Open
Description
Confirm this is an issue with the Python library and not an underlying OpenAI API
- This is an issue with the Python library
Describe the bug
There might be a memory leak when using the method .parse()
on AsyncCompletions
with Pydantic models created with create_model
. When submitting several calls, the memory usage keeps on rising.

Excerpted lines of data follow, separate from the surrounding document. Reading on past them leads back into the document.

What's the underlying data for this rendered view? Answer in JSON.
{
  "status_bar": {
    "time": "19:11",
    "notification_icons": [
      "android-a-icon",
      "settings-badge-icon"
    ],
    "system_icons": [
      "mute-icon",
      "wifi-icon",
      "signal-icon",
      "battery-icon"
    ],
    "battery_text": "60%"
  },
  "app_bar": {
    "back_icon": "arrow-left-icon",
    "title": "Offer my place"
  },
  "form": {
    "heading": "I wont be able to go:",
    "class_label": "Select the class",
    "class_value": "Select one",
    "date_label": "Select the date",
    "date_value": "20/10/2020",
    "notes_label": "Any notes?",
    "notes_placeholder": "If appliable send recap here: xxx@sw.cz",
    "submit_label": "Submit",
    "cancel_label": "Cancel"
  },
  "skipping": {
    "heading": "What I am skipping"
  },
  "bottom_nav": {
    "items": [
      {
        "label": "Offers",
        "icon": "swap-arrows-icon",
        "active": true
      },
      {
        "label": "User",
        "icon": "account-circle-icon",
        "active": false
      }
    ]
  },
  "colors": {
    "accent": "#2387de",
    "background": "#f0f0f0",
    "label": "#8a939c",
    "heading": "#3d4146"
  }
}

I haven't found any plateau yet, which could mean the parsers built upon these models might not be garbage collected.
To Reproduce
- Have a function that creates a Pydantic model with
create_model
- Have several calls where the response_format param always gets a new model from the function above
- Monitor the memory
We do have a work-around though. The leaking scenario will be called leaking
and the safe one non_leaking
in the snippets.
Please let me know if you need more info. Thanks a lot.
Code snippets
import asyncio
import gc
import os
from typing import List
from memory_profiler import profile
from openai import AsyncOpenAI
from openai.lib._parsing import type_to_response_format_param
from pydantic import Field, create_model
StepModel = create_model(
"Step",
explanation=(str, Field()),
output=(str, Field()),
)
def create_new_model():
"""This sounds useless as it is. In our business case, I'm generating a model that slightly different at each call, hence the use of create_model. This illustrates of a model that seems to always be the same keeps on adding up in the memory."""
return create_model(
"MathResponse",
steps=(List[StepModel], Field()),
final_answer=(str, Field()),
)
@profile()
async def leaking_call(client, new_model):
await client.beta.chat.completions.parse(
model="gpt-4o-2024-08-06",
messages=[
{"role": "system", "content": "You are a helpful math tutor."},
{"role": "user", "content": "solve 8x + 31 = 2"},
],
response_format=new_model,
)
async def non_leaking_call(client, new_model):
await client.chat.completions.create(
model="gpt-4o-2024-08-06",
messages=[
{"role": "system", "content": "You are a helpful math tutor."},
{"role": "user", "content": "solve 8x + 31 = 2"},
],
response_format=type_to_response_format_param(new_model),
)
async def main():
client = AsyncOpenAI()
for _ in range(200):
# You can switch to `non_leaking_call` and see that the memory is correctly emptied
await leaking_call(client, create_new_model())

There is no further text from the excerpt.